Graffitinin graffiti olarak çıkışı 1960’lara dayanır. Amerika’da ortaya çıkan bu akım ilk başta zenci nüfusun yoğun olduğu New York gibi semtlerde ortaya çıkmıştır. Graffiti akımı ilk başta politik yazılarla kendini ortaya çıkardı. Daha sonra sadece imza olarak da kullanıldı. Zenci çeteleri bu imzaları kendi bölgelerini belirlemek için de kullanmışlardı. Daha sonra “Seen, Futura” gibi isimlerin ortaya çıkmasıyla da daha çok görsel öğeler işin içine girdi. Çalışmaların tamamı illegal olarak yapılıyordu. 80’lerde graffiti Amerika’da altın çağını yaşadı. Ama alınan önlemlerle eski etkisini kaybetti. 2000’li yıllara gelindiğinde graffiti artık bir dünya kültürü haline geldi ve tüm dünyada yayılmaya başladı.

Bu gelişmelerden sonra graffiti kültürüne legalde girişini yapmış oldu. Artık çalışmalar izin verilmiş belirli yerlere de yapılabiliyordu. Dünya üzerindeki genel durumuna değinmek gerekirse, Almanya legalde gerçekten iyi yerlere gelmiş durumda. Özellikle Daim, Dare, Cantwo gibi isimler dünya çapında işler yapmaktadırlar. Fransa bu sanatın illegal kısmını sırtlanmış durumda. En fazla illegal çalışma bu ülkede yer almaktadır. İngiltere ise graffitinin çok geliştiği bir yer olarak görülemez ama Banksy adını kullanan dünyaca ünlü sanatçısıyla adını çok fazla duyuruyor. Banksy genellikle sitencil tekniği ile işler yapıyor. Bunların haricinde illüstrasyon tarzı çalışmaları da bulunmaktadır.

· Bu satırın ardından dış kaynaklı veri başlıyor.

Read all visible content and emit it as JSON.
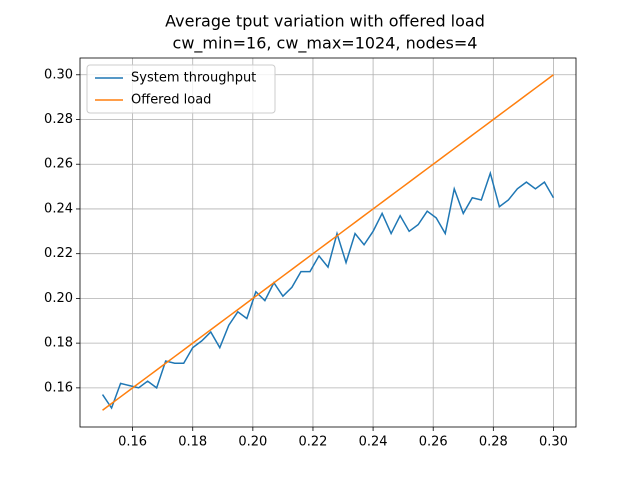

Türkiye’de graffiti 2000’li yıllarda ortaya çıkmıştır. İlk temsilci olarak Turbo (Tunç Dindaş)’ı gösterebiliriz. Türkiye’de illegal ve legal dengeli diyebiliriz. Bazı belediyeler bu sanata destek bile olmaktadır. Mesela İstanbul Güngören Belediyesi bu sanatçılar için uzun bir duvarı değerlendirmeleri için izin vermiştir. Aslında Türkiye’de graffitiye destek az da olsa veriliyor.

En çok tartışılan konu ise “legal mi illegal mi?” sorusu olmuştur. Bu soruyu ben bir writer olarak kendi adıma cevaplayabilirim: Graffiti ilk başta zaten illegal olarak ortaya çıkmış bir kültürdür. Her sanatçının adı gizlenir sadece sanatçı kişiliklerinin imzaları bilinir. Herkesin amacı kendi imzasıyla saygı kazanmaktır. Bu durumda kimliğin gizlenmiş oluyor. Fakat legal işler yaparak adını duyurduğun zaman seni herkes kimlik olarak da biliyor. Yani Süpermen’in kimliği ortaya çıkmış oluyor. Bir de şu var ki bu benim için hep cezp edici olmuştur; illegalin verdiği tadı legal veremez. Oradaki korku, adrenalin, heyecan legaldekinden çok daha fazladır. Kendini çok daha özgür hissedersin. Bence, anlatılmaz yaşamak gerekir, denilecek anlardandır.